The three of them were the best traveling cats I’ve ever had. Whether it was a trip to the vet or a long drive to visit my parents, as soon as the cat carrier came out, they all voluntarily went in it. They were pretty much inseparable. The photo “The Boys” I’ve attached of the three of them together is my favorite, but it was pretty typical. That’s Hobbes on the left, Calvin in the middle, and Kant on the right. Whenever I returned home from work, I’d find the three of them were snuggling together like this. When they saw me, Calvin would be the first to get up and greet me, and the other two would follow close behind.
Hobbes soon taught me how to play fetch. He’d drop a cat toy at my feet, wait for me to throw it, and then run to get it and drop it at my feet again. He also learned that he could jump from the floor to perch himself on my shoulder, initially using his claws to catch ahold, but eventually learning to balance himself without his claws (presumably in response to my yelps of discomfort when he dug his claws in). Calvin learned leaping from him, and eventually figured that he could jump up to the top of open doors as well (see attached picture). Each of them enjoyed what I called “the Daddy train”—sitting on my shoulder while I went about my business in the house.
Initially, Kant was the dominant of the three, but at some point Calvin decided he wanted to be top cat. Hobbes was always meekest, and yet the most adventurous and the first to make contact when any other animal came to visit. He was also the best mouser. All three of them were exceptionally playful. Even in his older years, Calvin would chase the sheets whenever I was changing them.
Almost four years ago Hobbes had a seizure shortly after we left for a trip to a conference. My stepson lived with us at the time and immediately took Hobbes to the local vet, and eventually to an emergency vet hospital. Unfortunately, Hobbes didn’t recover, and during the next few hours I decided I wanted to try to have them cloned and called Viagen to get instructions. Unfortunately, due to the distance and the fact Hobbes was in a large vet hospital, I couldn’t communicate that I wanted to try to harvest the cells until after they had frozen the body. We harvested them, anyway, just in case, and I hope that at some point you will be able to clone pets whose cells were harvested under those conditions. At the same time, we decided to harvest Calvin’s and Kant’s cells while they were still healthy.
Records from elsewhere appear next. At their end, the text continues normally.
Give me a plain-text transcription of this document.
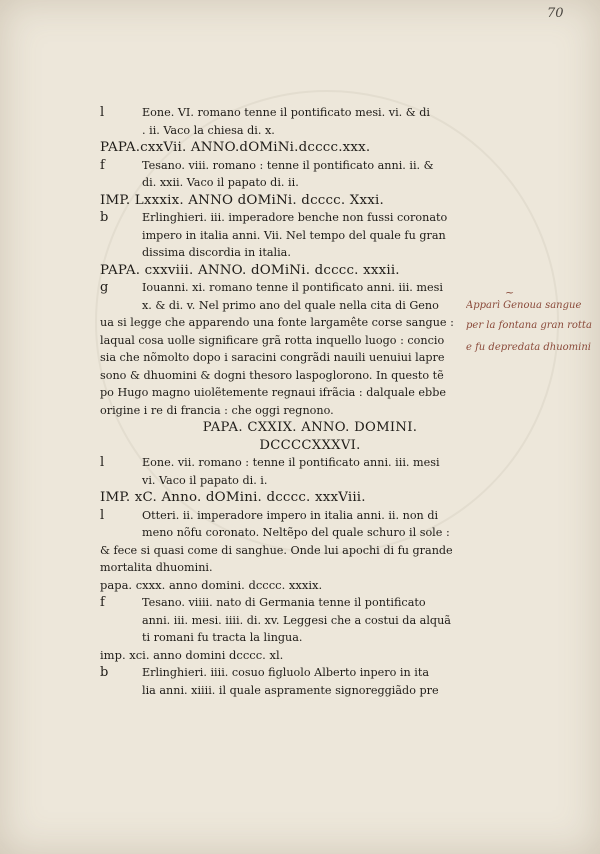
70
l	Eone. VI. romano tenne il pontificato mesi. vi. & di
. ii. Vaco la chiesa di. x.
PAPA.cxxVii. ANNO.dOMiNi.dcccc.xxx.
f	Tesano. viii. romano : tenne il pontificato anni. ii. &
di. xxii. Vaco il papato di. ii.
IMP. Lxxxix. ANNO dOMiNi. dcccc. Xxxi.
b	Erlinghieri. iii. imperadore benche non fussi coronato
impero in italia anni. Vii. Nel tempo del quale fu gran
dissima discordia in italia.
PAPA. cxxviii. ANNO. dOMiNi. dcccc. xxxii.
g	Iouanni. xi. romano tenne il pontificato anni. iii. mesi
x. & di. v. Nel primo ano del quale nella cita di Geno
ua si legge che apparendo una fonte largamête corse sangue :
laqual cosa uolle significare grã rotta inquello luogo : concio
sia che nõmolto dopo i saracini congrãdi nauili uenuiui lapre
sono & dhuomini & dogni thesoro laspoglorono. In questo tẽ
po Hugo magno uiolẽtemente regnaui ifrãcia : dalquale ebbe
origine i re di francia : che oggi regnono.
PAPA. CXXIX. ANNO. DOMINI.
DCCCCXXXVI.
l	Eone. vii. romano : tenne il pontificato anni. iii. mesi
vi. Vaco il papato di. i.
IMP. xC. Anno. dOMini. dcccc. xxxViii.
l	Otteri. ii. imperadore impero in italia anni. ii. non di
meno nõfu coronato. Neltẽpo del quale schuro il sole :
& fece si quasi come di sanghue. Onde lui apochi di fu grande
mortalita dhuomini.
papa. cxxx. anno domini. dcccc. xxxix.
f	Tesano. viiii. nato di Germania tenne il pontificato
anni. iii. mesi. iiii. di. xv. Leggesi che a costui da alquã
ti romani fu tracta la lingua.
imp. xci. anno domini dcccc. xl.
b	Erlinghieri. iiii. cosuo figluolo Alberto inpero in ita
lia anni. xiiii. il quale aspramente signoreggiãdo pre
~
Apparì Genoua sangue
per la fontana gran rotta
e fu depredata dhuomini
Calvin succumbed to complications from kidney disease a month ago, two weeks before his 17th birthday. I know you are not supposed to have favorites, but Calvin was not just my favorite of the three, but my favorite cat ever. This last month has been quite difficult, but one thing that has made it a bit easier is the knowledge that I will eventually be able to share life with his twin, too. I know twins (and especially twins that grow up under different conditions) are different and so when the time comes I will not be getting Calvin (and Kant and, I hope, Hobbes) back again, but I am sure there will be much that is similar and am looking forward to enjoying the parallels and the differences.
Kant is doing reasonably well. I know he misses Calvin—he has taken to something new, namely spending a lot of time sitting at the top of the stairs, hoping, I think, that Calvin will be coming up them. We’ve been able to spend a lot of time together as well.
I just want to be able to enjoy life with my three boys all over again.